On 03/18/08 17:23, Markus Werle wrote: [snip]
I am dreaming of:
scalar_field<0> rho; scalar_field<1> u; scalar_field<2> v; ....
Solver.AddPDESystem() [ddt(rho) + ddx(rho * u) + ddy(rho * v) + sourceterm == 0], [ddt(rho * u) + ddx(rho * pow<2, 1>(u)) + ddy(rho * u * v) == 0], [.. some other 10-20 partial differential eqns. omitted ];
[snip]
In chemistry there are systems with more than 100 equations of this form. One day proto will bend before such usecases. You've been warned ;-)

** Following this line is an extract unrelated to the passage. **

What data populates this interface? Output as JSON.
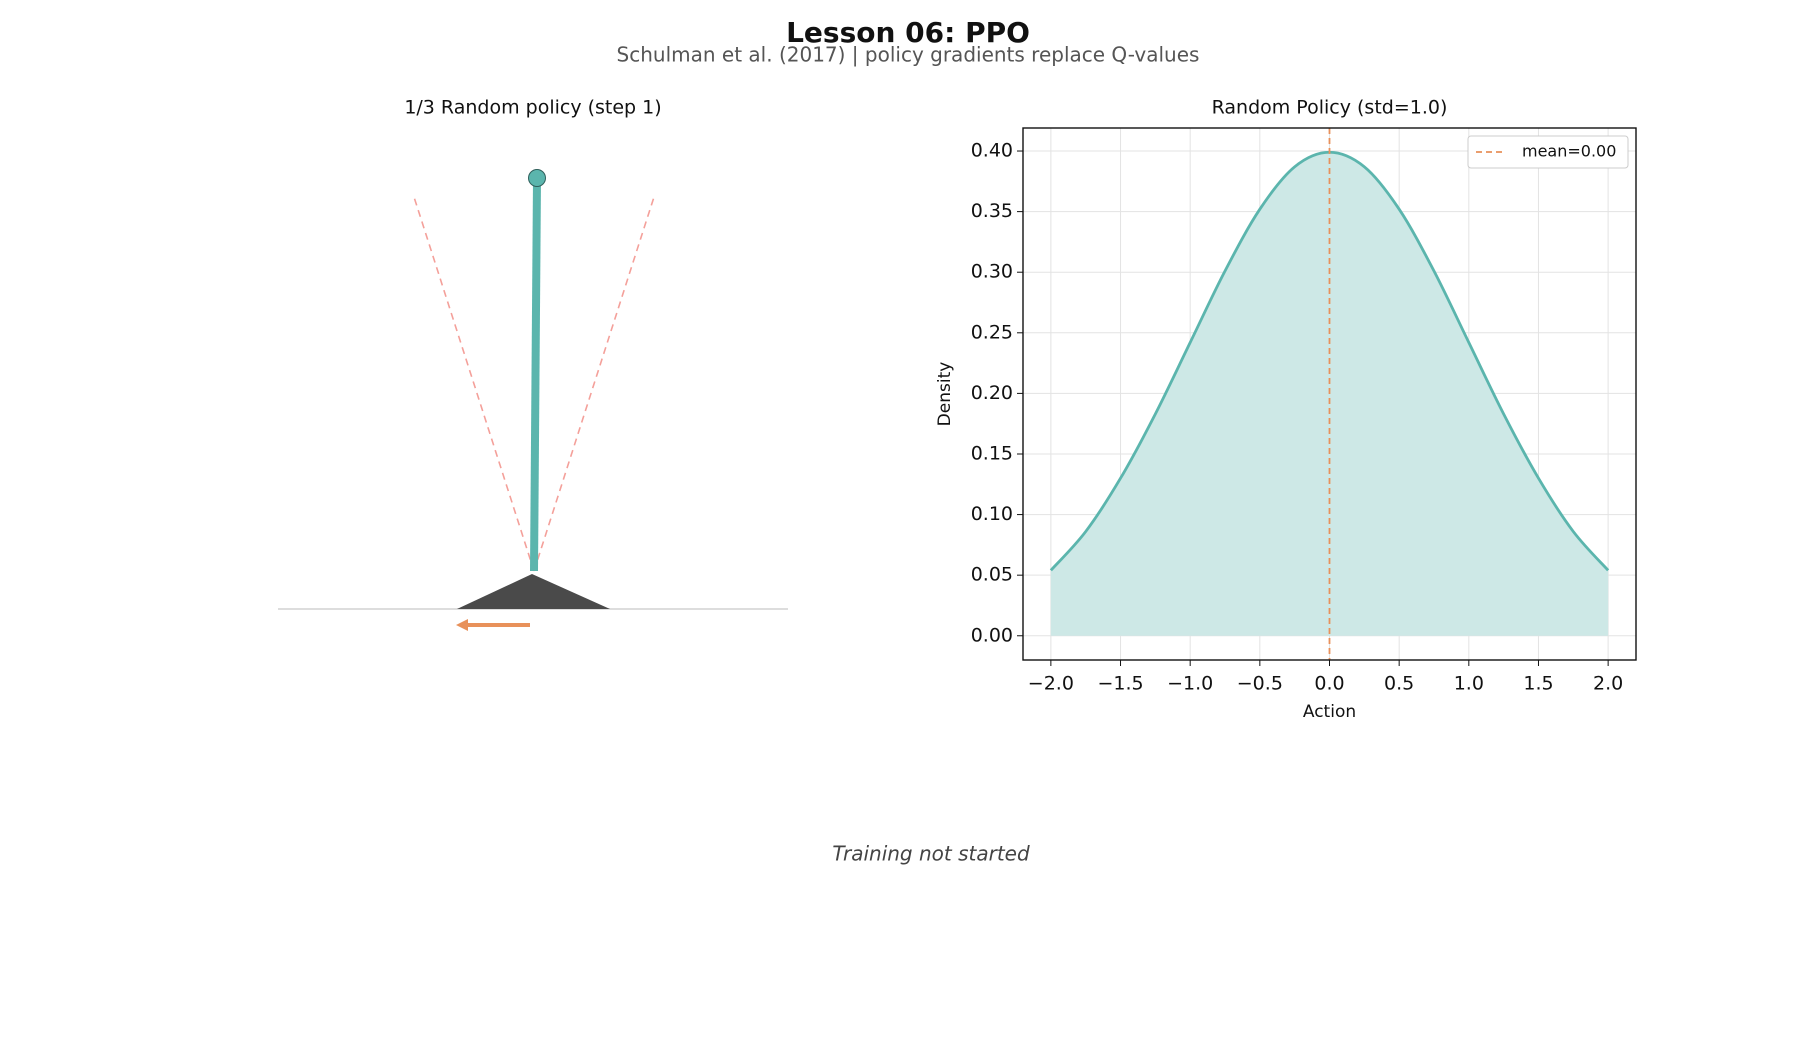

Spirit has something similar except it's equations always have a single variable (a.k.a. nonterminal in grammar parlance) on one side of the equation. For example, the calculator::definition CTOR here: http://www.boost.org/libs/spirit/example/fundamental/full_calc.cpp Spirit uses pointer's to the rhs stored in spirit::rule's which avoids, somewhat, the compiler limitations. Maybe you could do something similar. This sequence of grammar equations (a.k.a. productions) and a solution to these equations for non-terminal lookaheads is prototyped using proto in cfg_lookahead_extends.zip here: http://www.boost-consulting.com/vault/index.php?&directory=Strings%20-%20Text%20Processing However, instead of using '[]' to separate the equations, like spirit, this prototype uses ','. Maybe the lookahead prototype could give you some ideas for constructing the equations and solving them for your PDE solver.